← Back to Reviews
 

A Taste of Honey


A Taste of Honey (Tony Richardson, 1961)


This is a touching, kitchen-sink, coming-of-age/ugly duckling story decked out in jazzy undertones by director Richardson and music composer John Addison. Rita Tushingham is wonderful in her debut as Jo, the teenage Manchester school girl who's never felt love from her oversexed mom (Dora Bryan). When she is ditched by her mom and her mom's latest younger lover (Robert Stephens), Jo heads back home where she encounters her "sorta boyfriend", black sailor Jimmy (Paul Danquah), and the two make love. Jo's mom subsequently moves out of the home, and Jimmy's ship leaves Manchester.

Jo goes to work at a shoe store and gets her own flat, but pretty soon, she finds that she's pregnant. Geoffrey (Murray Melvin), the young man who buys her first pair of shoes sold, becomes her pal, and even after Jo learns he's gay and he learns that she's pregnant, Geoffrey moves in with her and helps her by cooking and cleaning around the house.
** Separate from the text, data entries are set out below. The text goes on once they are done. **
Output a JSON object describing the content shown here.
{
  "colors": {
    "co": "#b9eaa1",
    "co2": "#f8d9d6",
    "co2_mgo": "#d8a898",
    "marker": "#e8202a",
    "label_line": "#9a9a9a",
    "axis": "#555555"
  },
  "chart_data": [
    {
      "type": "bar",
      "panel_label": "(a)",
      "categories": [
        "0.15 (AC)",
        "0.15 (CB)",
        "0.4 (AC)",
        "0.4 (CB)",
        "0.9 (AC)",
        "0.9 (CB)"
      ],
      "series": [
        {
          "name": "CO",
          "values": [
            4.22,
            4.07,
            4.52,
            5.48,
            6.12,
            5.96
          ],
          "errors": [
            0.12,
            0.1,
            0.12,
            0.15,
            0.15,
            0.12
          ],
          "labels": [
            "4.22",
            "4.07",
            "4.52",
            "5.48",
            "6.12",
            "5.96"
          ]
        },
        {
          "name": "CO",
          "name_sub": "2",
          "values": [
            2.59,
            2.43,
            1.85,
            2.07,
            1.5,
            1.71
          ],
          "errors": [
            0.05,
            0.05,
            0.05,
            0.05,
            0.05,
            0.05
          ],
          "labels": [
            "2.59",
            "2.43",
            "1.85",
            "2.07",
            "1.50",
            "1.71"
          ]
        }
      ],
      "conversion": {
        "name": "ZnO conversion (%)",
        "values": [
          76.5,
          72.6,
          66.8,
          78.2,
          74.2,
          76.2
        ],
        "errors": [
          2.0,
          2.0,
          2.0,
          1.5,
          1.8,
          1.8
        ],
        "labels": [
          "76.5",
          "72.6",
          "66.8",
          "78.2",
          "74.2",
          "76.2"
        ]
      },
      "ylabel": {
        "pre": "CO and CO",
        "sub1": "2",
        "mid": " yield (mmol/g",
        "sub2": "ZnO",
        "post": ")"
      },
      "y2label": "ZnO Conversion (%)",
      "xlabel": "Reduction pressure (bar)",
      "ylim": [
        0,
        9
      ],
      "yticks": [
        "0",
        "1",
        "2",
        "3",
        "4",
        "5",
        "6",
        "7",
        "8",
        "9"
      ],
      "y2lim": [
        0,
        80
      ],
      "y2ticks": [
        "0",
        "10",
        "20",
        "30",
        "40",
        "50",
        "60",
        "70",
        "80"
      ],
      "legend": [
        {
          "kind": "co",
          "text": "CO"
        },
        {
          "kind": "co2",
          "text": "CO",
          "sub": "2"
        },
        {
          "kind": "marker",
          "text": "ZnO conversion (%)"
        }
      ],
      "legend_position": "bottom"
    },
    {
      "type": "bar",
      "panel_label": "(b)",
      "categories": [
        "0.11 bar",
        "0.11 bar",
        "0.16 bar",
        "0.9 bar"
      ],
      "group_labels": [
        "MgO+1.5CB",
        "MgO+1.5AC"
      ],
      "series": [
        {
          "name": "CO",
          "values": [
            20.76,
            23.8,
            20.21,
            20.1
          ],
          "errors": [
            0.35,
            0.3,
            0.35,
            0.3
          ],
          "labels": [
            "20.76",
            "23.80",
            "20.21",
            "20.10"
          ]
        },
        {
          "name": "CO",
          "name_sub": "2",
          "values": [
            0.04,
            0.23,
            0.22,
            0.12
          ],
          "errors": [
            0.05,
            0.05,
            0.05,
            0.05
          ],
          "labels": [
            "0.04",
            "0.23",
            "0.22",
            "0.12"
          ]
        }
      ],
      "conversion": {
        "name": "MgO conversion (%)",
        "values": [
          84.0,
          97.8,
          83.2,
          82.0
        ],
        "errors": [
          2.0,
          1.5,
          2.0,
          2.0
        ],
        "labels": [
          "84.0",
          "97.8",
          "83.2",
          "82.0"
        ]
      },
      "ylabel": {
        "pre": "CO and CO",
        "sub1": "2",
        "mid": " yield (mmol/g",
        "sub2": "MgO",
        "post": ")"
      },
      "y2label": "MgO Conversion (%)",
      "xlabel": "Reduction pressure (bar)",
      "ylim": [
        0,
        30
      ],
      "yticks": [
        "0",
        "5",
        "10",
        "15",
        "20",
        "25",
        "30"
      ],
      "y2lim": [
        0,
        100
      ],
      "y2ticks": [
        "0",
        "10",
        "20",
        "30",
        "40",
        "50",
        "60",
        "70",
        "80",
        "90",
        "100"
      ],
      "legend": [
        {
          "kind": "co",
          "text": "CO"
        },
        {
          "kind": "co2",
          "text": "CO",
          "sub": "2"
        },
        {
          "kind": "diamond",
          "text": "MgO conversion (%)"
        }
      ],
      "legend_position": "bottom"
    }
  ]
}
Jo begins to wonder if she should keep her baby, but Geoffrey volunteers to be her child's father and stay with her. Eventually Jo's selfish mom turns up again to complicate matters.

The most memorable things about the film to me are Rita Tushingham's big eyes. She seems to be a soul who has much to offer but has never found any way to channel it to her satisfaction. Most all of the acting is first-rate, including Dora Bryan's hateful mother who takes up with and gets dumped by a new man every year. Murray Melvin is equally fine conveying both shyness and true humanity. The script by playwright Shelagh Delaney and Richardson is equal parts comedy and drama, while Richardson uses an impressionistic visual-and-cutting technique which can occasionally romanticize the drab Manchester setting. It certainly doesn't sentimentalize anything, but Addison's playful music does seem to make the harsh truths the film offers a little easier to take in. This is still one of the better British films of the early '60s.